Date of Award


Degree Type


Degree Name

Doctor of Philosophy (PhD)

Graduate Group

Applied Mathematics

First Advisor

Christos Davatzikos


Building quantitative models to summarize the structural variability of the human brain is an essential task in brain image analysis. Such quantitative models can be used to measure the normative variation of healthy brains, to capture their change over time, and to find imaging patterns of a diseased group. These model can be further applied to individual brain scans for tissue segmentation, lesion delineation, abnormality detection and image registration. A common approach to derive a representation of a population is through the use of atlases (i.e., characteristic brains) that are either manually determined or automatically inferred. However, atlases are first-order statistical measures that do not convey information about the amount and direction of variability within a population and are therefore inadequate for many applications. Most previous works on statistical modeling of imaging data have resorted to voxel-based constructions in which image values at different voxels are assumed to be statistically independent. Although voxel-based methods can identify structural variations that are well localized, they are myopic to correlations between different regions and cannot capture any global patterns of the underlying data. Contrarily, classical multivariate statistical methods can be useful for finding the most dominant trends of variability. However, they are incapable of providing a statistically consistent estimate of the full covariance structure or the joint probabilistic density function of high-dimensional image data with a limited amount of samples. In this thesis, we introduce a multivariate framework for learning probability distributions over high-dimensional image data to capture the inter-subject structural variability of the brain. Specifically, we adopt the divide and conquer strategy by breaking the challenging task of learning high-dimensional image data into a collection of smaller, more tractable problems.

In Chapter 2, we present a generative model built upon the aforementioned strategy to capture normative variations of image appearance. The model is incorporated within a novel framework for locating imaging abnormalities. In particular, a 3-Dimensional image volume is modeled as an ensemble of overlapping local regions. A sparse probabilistic model is used to approximate the marginal distribution of local intensity patterns, while pairwise potentials are incorporated to account for correlations across local regions. To tackle the difficulties associated with registering an image of a healthy brain to a scan of a diseased brain, we develop an iterative procedure that interleaves abnormality detection with registration. The method was evaluated using simulated data and tested using images with real lesions. Experimental results demonstrate that the framework can achieve accurate registration and abnormality detection simultaneously.

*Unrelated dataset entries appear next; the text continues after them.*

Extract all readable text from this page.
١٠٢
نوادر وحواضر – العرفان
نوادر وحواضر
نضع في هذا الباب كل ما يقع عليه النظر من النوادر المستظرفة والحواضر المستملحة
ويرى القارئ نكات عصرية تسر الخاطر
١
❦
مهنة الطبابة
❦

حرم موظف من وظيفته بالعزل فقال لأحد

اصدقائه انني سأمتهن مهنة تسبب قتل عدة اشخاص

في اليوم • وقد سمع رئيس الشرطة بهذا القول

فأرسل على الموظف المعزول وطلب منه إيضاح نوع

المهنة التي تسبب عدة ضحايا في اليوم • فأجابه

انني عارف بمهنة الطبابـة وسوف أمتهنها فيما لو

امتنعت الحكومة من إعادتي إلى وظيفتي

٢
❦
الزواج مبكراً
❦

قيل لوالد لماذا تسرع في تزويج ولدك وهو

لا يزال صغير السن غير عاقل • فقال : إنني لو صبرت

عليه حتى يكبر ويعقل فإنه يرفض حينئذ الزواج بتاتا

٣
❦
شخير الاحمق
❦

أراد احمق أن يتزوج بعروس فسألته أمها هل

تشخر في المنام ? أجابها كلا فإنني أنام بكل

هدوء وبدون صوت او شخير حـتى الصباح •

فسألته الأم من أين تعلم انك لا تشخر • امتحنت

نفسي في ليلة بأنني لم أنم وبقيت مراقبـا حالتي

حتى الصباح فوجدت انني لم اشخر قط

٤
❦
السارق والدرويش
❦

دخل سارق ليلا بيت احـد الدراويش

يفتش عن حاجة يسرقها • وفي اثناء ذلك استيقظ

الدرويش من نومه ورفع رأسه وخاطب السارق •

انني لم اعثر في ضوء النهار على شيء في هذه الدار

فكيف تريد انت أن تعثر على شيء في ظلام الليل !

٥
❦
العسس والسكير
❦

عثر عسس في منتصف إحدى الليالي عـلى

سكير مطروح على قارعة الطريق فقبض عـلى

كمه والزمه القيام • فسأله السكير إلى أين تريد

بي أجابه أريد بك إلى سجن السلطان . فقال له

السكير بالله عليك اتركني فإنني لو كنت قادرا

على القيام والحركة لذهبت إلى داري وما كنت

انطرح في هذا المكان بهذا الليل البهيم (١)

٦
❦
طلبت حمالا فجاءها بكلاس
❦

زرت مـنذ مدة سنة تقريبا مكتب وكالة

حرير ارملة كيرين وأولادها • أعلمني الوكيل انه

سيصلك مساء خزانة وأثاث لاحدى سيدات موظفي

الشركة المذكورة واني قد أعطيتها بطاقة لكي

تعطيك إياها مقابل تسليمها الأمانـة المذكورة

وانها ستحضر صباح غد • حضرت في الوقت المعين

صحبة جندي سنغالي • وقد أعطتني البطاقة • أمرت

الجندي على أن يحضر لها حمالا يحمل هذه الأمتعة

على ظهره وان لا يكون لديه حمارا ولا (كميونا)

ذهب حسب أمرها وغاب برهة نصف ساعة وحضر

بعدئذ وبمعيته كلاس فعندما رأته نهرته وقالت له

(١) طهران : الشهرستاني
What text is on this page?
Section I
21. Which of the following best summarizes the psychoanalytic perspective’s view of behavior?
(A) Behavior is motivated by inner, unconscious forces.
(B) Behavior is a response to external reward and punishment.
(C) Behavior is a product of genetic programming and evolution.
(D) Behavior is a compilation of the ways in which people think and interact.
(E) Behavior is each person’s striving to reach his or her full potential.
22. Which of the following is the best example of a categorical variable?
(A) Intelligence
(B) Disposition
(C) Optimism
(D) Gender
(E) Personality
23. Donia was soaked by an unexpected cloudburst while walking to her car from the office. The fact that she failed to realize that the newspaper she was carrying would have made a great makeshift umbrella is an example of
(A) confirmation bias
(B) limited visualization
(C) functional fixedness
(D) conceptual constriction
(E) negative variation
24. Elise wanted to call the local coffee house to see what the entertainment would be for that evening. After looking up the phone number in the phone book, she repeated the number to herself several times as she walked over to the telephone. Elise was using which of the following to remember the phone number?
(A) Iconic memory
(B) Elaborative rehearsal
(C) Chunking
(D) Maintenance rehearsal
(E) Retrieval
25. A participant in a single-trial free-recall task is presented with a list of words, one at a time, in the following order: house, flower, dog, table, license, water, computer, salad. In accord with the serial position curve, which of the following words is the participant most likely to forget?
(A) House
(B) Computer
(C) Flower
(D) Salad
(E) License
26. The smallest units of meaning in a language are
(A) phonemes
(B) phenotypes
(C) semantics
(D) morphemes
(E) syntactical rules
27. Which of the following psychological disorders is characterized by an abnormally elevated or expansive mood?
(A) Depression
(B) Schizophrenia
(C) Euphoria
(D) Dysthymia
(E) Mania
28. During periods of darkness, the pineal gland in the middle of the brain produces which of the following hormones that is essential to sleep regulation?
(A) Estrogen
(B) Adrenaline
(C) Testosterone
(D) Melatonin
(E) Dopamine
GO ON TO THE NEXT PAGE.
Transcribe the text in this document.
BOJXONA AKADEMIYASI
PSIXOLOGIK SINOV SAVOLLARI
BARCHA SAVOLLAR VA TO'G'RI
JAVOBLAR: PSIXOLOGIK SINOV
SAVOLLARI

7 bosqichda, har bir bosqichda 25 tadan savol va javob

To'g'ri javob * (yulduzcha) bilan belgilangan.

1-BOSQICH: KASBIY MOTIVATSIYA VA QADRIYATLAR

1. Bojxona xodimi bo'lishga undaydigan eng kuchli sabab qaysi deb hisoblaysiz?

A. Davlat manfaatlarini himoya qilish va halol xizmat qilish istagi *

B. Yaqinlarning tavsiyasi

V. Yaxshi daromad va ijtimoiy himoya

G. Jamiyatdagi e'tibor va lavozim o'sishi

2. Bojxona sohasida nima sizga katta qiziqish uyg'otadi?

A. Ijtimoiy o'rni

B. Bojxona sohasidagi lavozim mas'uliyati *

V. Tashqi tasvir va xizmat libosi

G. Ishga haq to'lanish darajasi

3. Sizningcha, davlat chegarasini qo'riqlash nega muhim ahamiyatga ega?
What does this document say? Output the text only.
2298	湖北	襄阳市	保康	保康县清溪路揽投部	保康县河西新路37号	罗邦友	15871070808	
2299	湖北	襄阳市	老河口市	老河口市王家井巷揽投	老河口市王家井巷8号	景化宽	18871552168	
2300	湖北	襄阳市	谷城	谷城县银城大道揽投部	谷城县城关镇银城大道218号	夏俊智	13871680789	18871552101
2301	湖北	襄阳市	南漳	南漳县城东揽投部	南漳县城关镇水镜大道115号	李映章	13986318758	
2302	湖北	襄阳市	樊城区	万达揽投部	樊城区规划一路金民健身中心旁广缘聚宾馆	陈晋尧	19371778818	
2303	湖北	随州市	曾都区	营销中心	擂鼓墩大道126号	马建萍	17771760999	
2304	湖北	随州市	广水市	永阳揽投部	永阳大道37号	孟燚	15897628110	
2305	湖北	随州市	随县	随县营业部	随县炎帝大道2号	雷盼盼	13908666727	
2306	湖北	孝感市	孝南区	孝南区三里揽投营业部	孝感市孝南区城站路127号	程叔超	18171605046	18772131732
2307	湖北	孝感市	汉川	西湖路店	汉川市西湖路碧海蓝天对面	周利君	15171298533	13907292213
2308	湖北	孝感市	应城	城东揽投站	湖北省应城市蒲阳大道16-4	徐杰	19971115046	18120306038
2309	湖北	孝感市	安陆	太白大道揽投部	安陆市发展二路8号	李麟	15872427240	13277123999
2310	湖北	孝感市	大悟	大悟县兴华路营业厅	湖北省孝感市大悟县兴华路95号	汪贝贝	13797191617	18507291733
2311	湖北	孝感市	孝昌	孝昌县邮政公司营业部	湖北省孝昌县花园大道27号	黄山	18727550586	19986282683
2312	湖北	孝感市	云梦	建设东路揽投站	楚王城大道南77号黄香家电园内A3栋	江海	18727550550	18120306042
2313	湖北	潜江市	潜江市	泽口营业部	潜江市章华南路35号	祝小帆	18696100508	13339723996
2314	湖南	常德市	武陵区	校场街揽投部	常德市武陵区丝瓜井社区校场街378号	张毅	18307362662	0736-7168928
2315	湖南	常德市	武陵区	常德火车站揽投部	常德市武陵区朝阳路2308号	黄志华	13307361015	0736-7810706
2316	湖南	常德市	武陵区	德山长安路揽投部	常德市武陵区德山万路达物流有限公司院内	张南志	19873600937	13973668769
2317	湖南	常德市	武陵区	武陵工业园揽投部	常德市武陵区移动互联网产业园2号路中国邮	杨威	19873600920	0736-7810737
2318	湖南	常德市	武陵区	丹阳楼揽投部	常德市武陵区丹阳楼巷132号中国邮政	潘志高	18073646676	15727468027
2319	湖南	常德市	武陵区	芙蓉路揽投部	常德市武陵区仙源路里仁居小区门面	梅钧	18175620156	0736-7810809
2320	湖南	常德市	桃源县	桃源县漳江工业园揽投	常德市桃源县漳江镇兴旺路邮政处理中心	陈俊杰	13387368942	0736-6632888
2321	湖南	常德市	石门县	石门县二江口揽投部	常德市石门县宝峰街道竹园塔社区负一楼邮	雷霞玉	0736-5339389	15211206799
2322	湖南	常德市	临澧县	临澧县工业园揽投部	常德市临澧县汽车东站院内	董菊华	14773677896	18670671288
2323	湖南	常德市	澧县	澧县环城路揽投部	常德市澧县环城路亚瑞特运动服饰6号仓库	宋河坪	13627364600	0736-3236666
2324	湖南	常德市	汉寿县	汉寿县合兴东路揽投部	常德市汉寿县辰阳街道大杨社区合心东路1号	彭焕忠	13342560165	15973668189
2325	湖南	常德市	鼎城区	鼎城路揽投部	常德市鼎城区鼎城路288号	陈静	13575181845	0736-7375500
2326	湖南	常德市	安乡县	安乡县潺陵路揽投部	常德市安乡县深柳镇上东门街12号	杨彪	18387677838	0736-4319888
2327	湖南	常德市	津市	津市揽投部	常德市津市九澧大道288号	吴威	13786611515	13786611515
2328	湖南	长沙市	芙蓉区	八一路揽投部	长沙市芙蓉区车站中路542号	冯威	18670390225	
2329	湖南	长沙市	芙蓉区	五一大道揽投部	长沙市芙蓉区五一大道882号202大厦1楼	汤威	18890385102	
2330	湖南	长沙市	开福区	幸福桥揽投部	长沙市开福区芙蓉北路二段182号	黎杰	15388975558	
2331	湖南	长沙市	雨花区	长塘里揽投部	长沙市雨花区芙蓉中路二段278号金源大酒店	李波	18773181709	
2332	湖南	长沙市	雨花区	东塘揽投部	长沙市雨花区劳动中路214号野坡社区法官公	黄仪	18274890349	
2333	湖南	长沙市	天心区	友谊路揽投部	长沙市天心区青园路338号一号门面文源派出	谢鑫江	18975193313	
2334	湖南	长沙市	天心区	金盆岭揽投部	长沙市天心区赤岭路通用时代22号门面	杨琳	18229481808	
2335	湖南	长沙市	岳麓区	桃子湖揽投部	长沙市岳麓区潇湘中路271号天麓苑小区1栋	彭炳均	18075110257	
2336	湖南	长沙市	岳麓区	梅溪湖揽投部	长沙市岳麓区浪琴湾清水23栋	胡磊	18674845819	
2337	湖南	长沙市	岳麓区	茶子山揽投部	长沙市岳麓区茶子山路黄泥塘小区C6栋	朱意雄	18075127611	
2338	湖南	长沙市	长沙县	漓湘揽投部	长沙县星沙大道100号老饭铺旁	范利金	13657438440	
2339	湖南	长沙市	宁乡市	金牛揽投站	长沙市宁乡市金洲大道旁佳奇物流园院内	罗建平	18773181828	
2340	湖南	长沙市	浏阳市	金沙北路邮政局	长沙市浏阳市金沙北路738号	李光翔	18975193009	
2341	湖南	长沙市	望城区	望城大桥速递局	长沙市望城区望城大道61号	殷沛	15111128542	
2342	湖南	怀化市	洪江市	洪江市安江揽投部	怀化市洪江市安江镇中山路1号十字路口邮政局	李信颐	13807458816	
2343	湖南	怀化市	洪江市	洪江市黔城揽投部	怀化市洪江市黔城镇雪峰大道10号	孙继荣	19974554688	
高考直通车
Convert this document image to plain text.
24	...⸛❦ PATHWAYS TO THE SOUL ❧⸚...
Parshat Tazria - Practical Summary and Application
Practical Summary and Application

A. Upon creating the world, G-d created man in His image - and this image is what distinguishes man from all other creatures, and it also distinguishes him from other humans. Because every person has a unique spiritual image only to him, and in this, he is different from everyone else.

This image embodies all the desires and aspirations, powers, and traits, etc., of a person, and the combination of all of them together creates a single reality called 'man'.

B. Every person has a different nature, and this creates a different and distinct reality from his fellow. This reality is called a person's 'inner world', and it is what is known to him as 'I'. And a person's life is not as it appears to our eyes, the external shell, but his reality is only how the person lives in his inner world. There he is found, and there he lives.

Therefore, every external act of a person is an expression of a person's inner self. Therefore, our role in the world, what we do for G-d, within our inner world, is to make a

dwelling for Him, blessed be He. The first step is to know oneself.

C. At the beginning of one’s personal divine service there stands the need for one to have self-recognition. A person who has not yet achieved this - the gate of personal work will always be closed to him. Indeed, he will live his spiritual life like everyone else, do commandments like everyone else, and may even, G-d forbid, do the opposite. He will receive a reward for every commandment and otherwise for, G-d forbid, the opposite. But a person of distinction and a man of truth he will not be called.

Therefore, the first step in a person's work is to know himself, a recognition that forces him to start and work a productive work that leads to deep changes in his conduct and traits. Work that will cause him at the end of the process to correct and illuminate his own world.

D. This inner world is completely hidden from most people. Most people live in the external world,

In Chapter 3, we introduce a generative probabilistic model of high-dimensional spatial transformations. To make use of linear statistical methods while preserving diffeomorphisms, we adopt the Log-Euclidean framework and parametrize diffeomorphisms as exponentials of stationary velocity fields. Following the divide and conquer principle, we treat a velocity field as a collection of local velocities that reside in much lower-dimensional sub-spaces. Differing from the model for image appearances, principal component analysis is used to estimate the covariance structure for each local velocity and canonical correlation analysis is used to learn the dependencies between pairs of local velocities. The learned model is used as the foundation of a statistically constrained diffeomorphic registration algorithm. The method was tested using both simulated and real data. The results indicate that the proposed model is able to capture the normative variations of deformations with sub-millimeter accuracy and that the learned statistical constraints lead to substantially more robust registration results in the presence of abnormalities.

Lastly, in Chapter 4, we shift our attention to the segmentation of specific pathological structures in a supervised setting. In particular, we demonstrate how a generative model similar to the one described in Chapter 2 can be combined with discriminative learning techniques to form a hybrid segmentation framework. The hybrid method was validated using 132 scans of patients with high-grade gliomas. Quantitative evaluation of the segmentation shows that the hybrid approach outperforms both the baseline generative method and the baseline discriminative model.